There are two other contributors to the hot side and these will both make a night and day difference with your beer.
The main purpose is to separate water from possible clumps. By doing this you are minimizing the components within your wort that will contribute to pool clarity. For this reason, the whirlpool is a major contributor to clearing your beer.
How fast you can cool your wort down
If you are already using a counterflow chiller as opposed to a slower cooling spiral. You may find that your cooling water is not as cold as you would like. There are further things you can research to obtain to help you with this problem.
Cold Side Methods
This method seems to provide a popular way of clearing the beer. Cold Crushing is somewhat a controversial topic and we urge people to conduct their own testing. This method is where you simply reduce the temperature down as low as you can without going into freezing temperatures. And hold it for at least one to three days.

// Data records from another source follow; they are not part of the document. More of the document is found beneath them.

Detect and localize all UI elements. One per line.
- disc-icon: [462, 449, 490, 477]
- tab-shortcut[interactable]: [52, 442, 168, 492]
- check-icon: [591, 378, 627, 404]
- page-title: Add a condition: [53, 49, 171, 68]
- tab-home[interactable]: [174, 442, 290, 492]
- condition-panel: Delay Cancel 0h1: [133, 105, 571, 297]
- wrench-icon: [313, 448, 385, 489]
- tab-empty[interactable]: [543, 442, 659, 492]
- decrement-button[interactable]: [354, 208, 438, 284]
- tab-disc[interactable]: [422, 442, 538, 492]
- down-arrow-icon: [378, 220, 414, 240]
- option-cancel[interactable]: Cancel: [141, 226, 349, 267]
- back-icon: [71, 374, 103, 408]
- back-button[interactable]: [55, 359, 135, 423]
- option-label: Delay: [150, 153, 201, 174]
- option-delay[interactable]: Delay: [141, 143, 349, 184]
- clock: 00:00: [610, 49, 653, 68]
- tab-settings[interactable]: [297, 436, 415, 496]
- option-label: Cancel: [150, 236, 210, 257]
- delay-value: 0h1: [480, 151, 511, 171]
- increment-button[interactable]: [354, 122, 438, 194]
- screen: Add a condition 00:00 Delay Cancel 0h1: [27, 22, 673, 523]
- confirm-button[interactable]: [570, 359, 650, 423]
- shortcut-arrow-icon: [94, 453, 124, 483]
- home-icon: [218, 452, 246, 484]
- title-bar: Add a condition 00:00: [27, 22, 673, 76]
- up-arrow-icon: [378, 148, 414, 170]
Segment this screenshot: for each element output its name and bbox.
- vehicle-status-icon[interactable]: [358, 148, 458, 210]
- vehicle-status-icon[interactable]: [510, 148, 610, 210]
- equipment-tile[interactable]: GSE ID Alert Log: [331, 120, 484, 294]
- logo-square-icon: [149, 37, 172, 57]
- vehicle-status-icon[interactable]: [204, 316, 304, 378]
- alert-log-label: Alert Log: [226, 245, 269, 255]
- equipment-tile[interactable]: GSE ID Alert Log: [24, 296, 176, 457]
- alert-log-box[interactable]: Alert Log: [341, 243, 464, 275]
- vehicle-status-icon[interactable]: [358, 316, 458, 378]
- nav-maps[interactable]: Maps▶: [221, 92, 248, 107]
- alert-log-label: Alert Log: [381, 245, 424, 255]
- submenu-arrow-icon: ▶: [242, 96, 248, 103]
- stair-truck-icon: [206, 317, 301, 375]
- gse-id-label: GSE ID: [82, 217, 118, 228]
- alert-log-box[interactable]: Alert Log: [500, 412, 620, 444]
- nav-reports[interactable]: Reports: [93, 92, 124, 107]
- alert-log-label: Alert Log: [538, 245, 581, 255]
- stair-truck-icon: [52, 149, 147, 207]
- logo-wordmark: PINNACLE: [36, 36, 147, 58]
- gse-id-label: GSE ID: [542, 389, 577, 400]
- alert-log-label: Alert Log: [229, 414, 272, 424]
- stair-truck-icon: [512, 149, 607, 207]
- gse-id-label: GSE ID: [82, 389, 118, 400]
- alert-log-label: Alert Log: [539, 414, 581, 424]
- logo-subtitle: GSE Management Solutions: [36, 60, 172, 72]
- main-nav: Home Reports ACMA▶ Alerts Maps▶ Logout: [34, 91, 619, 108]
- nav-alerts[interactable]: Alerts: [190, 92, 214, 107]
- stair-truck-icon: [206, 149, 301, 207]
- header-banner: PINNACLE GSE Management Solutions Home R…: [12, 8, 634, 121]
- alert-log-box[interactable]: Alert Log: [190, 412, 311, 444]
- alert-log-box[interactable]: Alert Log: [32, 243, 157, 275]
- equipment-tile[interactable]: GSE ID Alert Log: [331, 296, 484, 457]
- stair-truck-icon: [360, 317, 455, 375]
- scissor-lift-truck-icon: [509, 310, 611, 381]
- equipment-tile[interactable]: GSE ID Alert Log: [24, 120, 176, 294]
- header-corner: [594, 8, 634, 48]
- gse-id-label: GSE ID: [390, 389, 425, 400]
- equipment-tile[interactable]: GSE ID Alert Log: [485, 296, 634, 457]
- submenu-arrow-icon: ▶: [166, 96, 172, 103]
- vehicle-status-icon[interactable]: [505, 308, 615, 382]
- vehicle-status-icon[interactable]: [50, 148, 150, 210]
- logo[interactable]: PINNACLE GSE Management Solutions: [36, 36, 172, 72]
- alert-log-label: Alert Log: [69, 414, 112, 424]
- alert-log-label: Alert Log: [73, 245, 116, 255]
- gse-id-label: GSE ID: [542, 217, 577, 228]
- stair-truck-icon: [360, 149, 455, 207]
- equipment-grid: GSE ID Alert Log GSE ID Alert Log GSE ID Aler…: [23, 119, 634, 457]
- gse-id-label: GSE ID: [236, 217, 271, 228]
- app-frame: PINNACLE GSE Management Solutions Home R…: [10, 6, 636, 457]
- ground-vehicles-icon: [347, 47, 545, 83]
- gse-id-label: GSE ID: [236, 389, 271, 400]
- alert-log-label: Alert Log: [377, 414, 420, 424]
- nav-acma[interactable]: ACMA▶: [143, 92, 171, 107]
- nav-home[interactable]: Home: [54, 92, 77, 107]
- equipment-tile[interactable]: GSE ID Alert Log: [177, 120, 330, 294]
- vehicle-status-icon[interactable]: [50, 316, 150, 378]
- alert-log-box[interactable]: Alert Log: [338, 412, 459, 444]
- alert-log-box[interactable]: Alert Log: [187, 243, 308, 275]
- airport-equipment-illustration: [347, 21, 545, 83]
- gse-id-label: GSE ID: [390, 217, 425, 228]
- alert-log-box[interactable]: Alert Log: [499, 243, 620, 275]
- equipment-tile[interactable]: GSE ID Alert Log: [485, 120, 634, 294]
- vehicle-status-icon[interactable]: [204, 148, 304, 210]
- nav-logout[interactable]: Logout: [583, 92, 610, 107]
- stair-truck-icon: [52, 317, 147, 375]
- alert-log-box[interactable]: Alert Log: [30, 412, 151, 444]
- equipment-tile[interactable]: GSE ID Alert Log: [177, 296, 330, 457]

One of the problems you will face if you are reducing the temperature down very low is the oxygen will be subtle to your fermentation vessel resulting in what is called cold side oxidation. Put si simply this will have a detrimental effect on the life span of your beer. The other issue of cold crashing is that you will end up promoting chill haze later when done at low temperatures.
This is actually a protein obtained from usually cows or pigs. It is added to many different foods but its also found to be of some use in clearing the beer. You can get it from supermarkets in powder form or from homebrewing stores in liquid form.
Its availability has provided its popularity. If you are buying in the powdered form then a typical amount to use would be 1 teaspoon of powder per 5 US gallons or 19 liters. You would need to dissolve this in a cup of boiling water. Allow it to cool and add it to your beer one or two days before you intend to transfer it to kegs or bottles.
When using gelatin we recommend a lower temperature, but 0 C is not needed. 5 C or a little more works in a very similar way and the difference in the time it takes is negligible. Keep in mind that you need your yeast to be comfortable because it will be needed for carbonation when bottling. Cold crashing at 0 C is not going to be food for the health of your yeast. The lowest you want to go is between 35 to 40 F or between 2 to 4 C. It’s ideal for adding when kegging a beer but not so great if you are bottling.
This is very similar to gelating in many ways. In the past was used also in food products. Before gelatin paved the way cost-wise. It’s essentially made from dry fish swim bladders. You need to follow the product instructions for use as this can vary from product to product.
Isinglass is used for clarity for both wine and beer. One piece of good news is that this fining agent can be used at higher temperatures. The general rule of thumb here is no higher than 14 C or below 10 C, meaning that you will need to do some cooling when fermenting ales.
This can also be considered similar to isinglass in many ways except that its most commonly derived from the shells of shrimp. There is also fungal chitosan which is vegan and vegetarian friendly as well as being GMO-Free. This fining agent is certainly gaining in popularity and does the job very well.
It works very well at higher temperatures and it’s happier when warm. Most manufacturers suggest using this at ambient temperature which is super handy. So if bottling your beer this is an ideal choice. It can also be used when kegging. Just add it to your fermenter a day or two before you intend to transfer.
There are actually very few beers that are filtered commercially. Part of the reason for this is that some filters will strip flavor. You also have the issue of the extra time that this takes depends on the product.
If you are bottling you will need to make sure that the filter won’t take away the yeast because you will certainly need it for bottle carbonation. Filtration can vary quite a lot.